Y, mientras tanto, el país se asfixia en su propio caos, pierde la respiración. El deterioro de la vida es mayúsculo. Los pronósticos de los economistas son aterradores. La hambruna se acentúa. Los asesinatos y secuestros se incrementan. La antigua tierra de gracia es hoy un charco infecto, lleno de miseria y derrota. Los que pueden escapar, escapan. Incluso a contravía de su propias posibilidades. Damos lástima en el mundo. Nos damos lástima nosotros mismos. Eliseo Alberto, en ese desgarrador y honestísimo libro sobre la revolución cubana que es “Informe contra mí mismo”, dice en una de sus páginas: “sobre Cuba se ha escrito una biblioteca de cuatrocientos tomos”. Me aterra pensar que ya sobre Venezuela se esté derramando una desmesura parecida de tinta y dolor. Que la dictadura haya ganado este domingo dieciocho gobernaciones con un despliegue pornográfico de su habilidad para el fraude tiene una sola lectura: Venezuela ha entrado en una nueva zona de desastre.
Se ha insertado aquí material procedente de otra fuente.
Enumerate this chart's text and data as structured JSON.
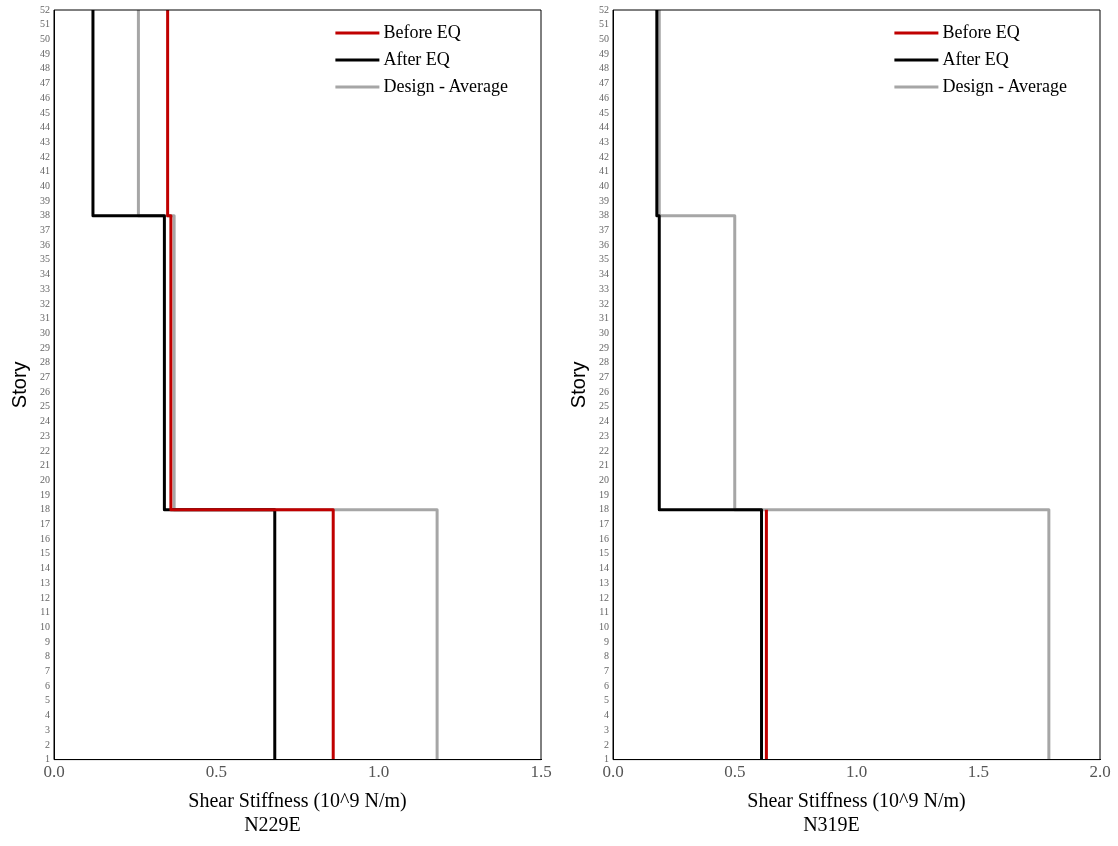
{
  "chart_data": [
    {
      "type": "line",
      "title": "N229E",
      "xlabel": "Shear Stiffness (10^9 N/m)",
      "ylabel": "Story",
      "xlim": [
        0,
        1.5
      ],
      "xticks": [
        {
          "value": 0,
          "label": "0.0"
        },
        {
          "value": 0.5,
          "label": "0.5"
        },
        {
          "value": 1,
          "label": "1.0"
        },
        {
          "value": 1.5,
          "label": "1.5"
        }
      ],
      "ylim": [
        1,
        52
      ],
      "yticks": [
        1,
        2,
        3,
        4,
        5,
        6,
        7,
        8,
        9,
        10,
        11,
        12,
        13,
        14,
        15,
        16,
        17,
        18,
        19,
        20,
        21,
        22,
        23,
        24,
        25,
        26,
        27,
        28,
        29,
        30,
        31,
        32,
        33,
        34,
        35,
        36,
        37,
        38,
        39,
        40,
        41,
        42,
        43,
        44,
        45,
        46,
        47,
        48,
        49,
        50,
        51,
        52
      ],
      "grid": false,
      "legend": "top right",
      "marker": "none",
      "line_style": "solid",
      "series": [
        {
          "name": "Before EQ",
          "color": "#c00000",
          "x": [
            0.86,
            0.86,
            0.36,
            0.36,
            0.35,
            0.35
          ],
          "values": [
            1,
            18,
            18,
            38,
            38,
            52
          ]
        },
        {
          "name": "After EQ",
          "color": "#000000",
          "x": [
            0.68,
            0.68,
            0.34,
            0.34,
            0.12,
            0.12
          ],
          "values": [
            1,
            18,
            18,
            38,
            38,
            52
          ]
        },
        {
          "name": "Design - Average",
          "color": "#a6a6a6",
          "x": [
            1.18,
            1.18,
            0.37,
            0.37,
            0.26,
            0.26
          ],
          "values": [
            1,
            18,
            18,
            38,
            38,
            52
          ]
        }
      ]
    },
    {
      "type": "line",
      "title": "N319E",
      "xlabel": "Shear Stiffness (10^9 N/m)",
      "ylabel": "Story",
      "xlim": [
        0,
        2
      ],
      "xticks": [
        {
          "value": 0,
          "label": "0.0"
        },
        {
          "value": 0.5,
          "label": "0.5"
        },
        {
          "value": 1,
          "label": "1.0"
        },
        {
          "value": 1.5,
          "label": "1.5"
        },
        {
          "value": 2,
          "label": "2.0"
        }
      ],
      "ylim": [
        1,
        52
      ],
      "yticks": [
        1,
        2,
        3,
        4,
        5,
        6,
        7,
        8,
        9,
        10,
        11,
        12,
        13,
        14,
        15,
        16,
        17,
        18,
        19,
        20,
        21,
        22,
        23,
        24,
        25,
        26,
        27,
        28,
        29,
        30,
        31,
        32,
        33,
        34,
        35,
        36,
        37,
        38,
        39,
        40,
        41,
        42,
        43,
        44,
        45,
        46,
        47,
        48,
        49,
        50,
        51,
        52
      ],
      "grid": false,
      "legend": "top right",
      "marker": "none",
      "line_style": "solid",
      "series": [
        {
          "name": "Before EQ",
          "color": "#c00000",
          "x": [
            0.63,
            0.63
          ],
          "values": [
            1,
            18
          ]
        },
        {
          "name": "After EQ",
          "color": "#000000",
          "x": [
            0.61,
            0.61,
            0.19,
            0.19,
            0.18,
            0.18
          ],
          "values": [
            1,
            18,
            18,
            38,
            38,
            52
          ]
        },
        {
          "name": "Design - Average",
          "color": "#a6a6a6",
          "x": [
            1.79,
            1.79,
            0.5,
            0.5,
            0.19,
            0.19
          ],
          "values": [
            1,
            18,
            18,
            38,
            38,
            52
          ]
        }
      ]
    }
  ]
}
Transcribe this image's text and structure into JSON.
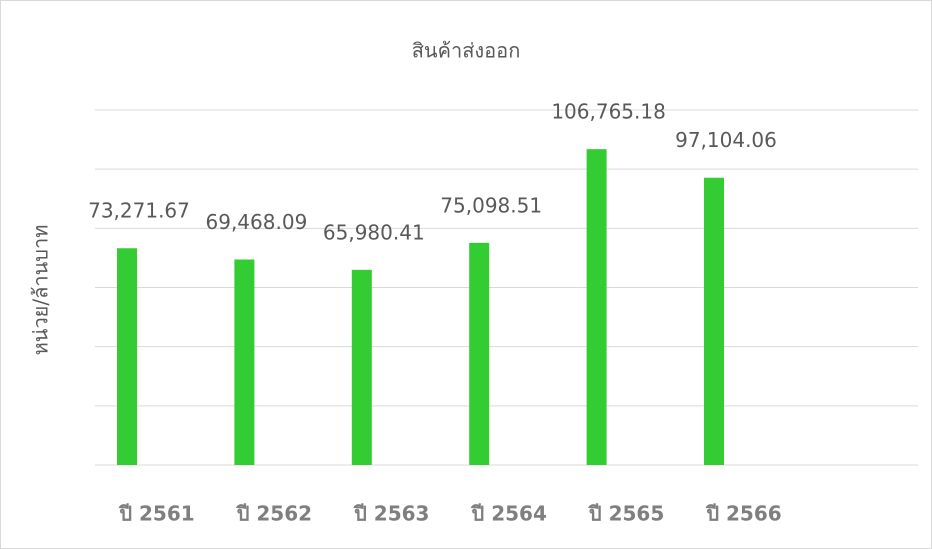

Los venezolanos estamos estremecidos ante lo ocurrido el 15 de octubre. Hemos caído de nuevo en las arenas movedizas del desaliento. Estamos de cara a nuestro mayor reto. Para salvarnos queda cada vez menos tiempo. O reaccionamos de una forma contundente y lúcida o les terminamos de regalar el país a la banda armada que hoy brinda con champaña. Ya la lucha no puede seguir siendo entre boy scouts y malandros. Toca aprender a pensar como piensa un criminal. Pero no para envilecernos. No para convertirnos en lo mismo que repudiamos. No para quedarnos sin futuro moral. Sino para entender cómo vencerlos. Sin que se nos enlode el alma.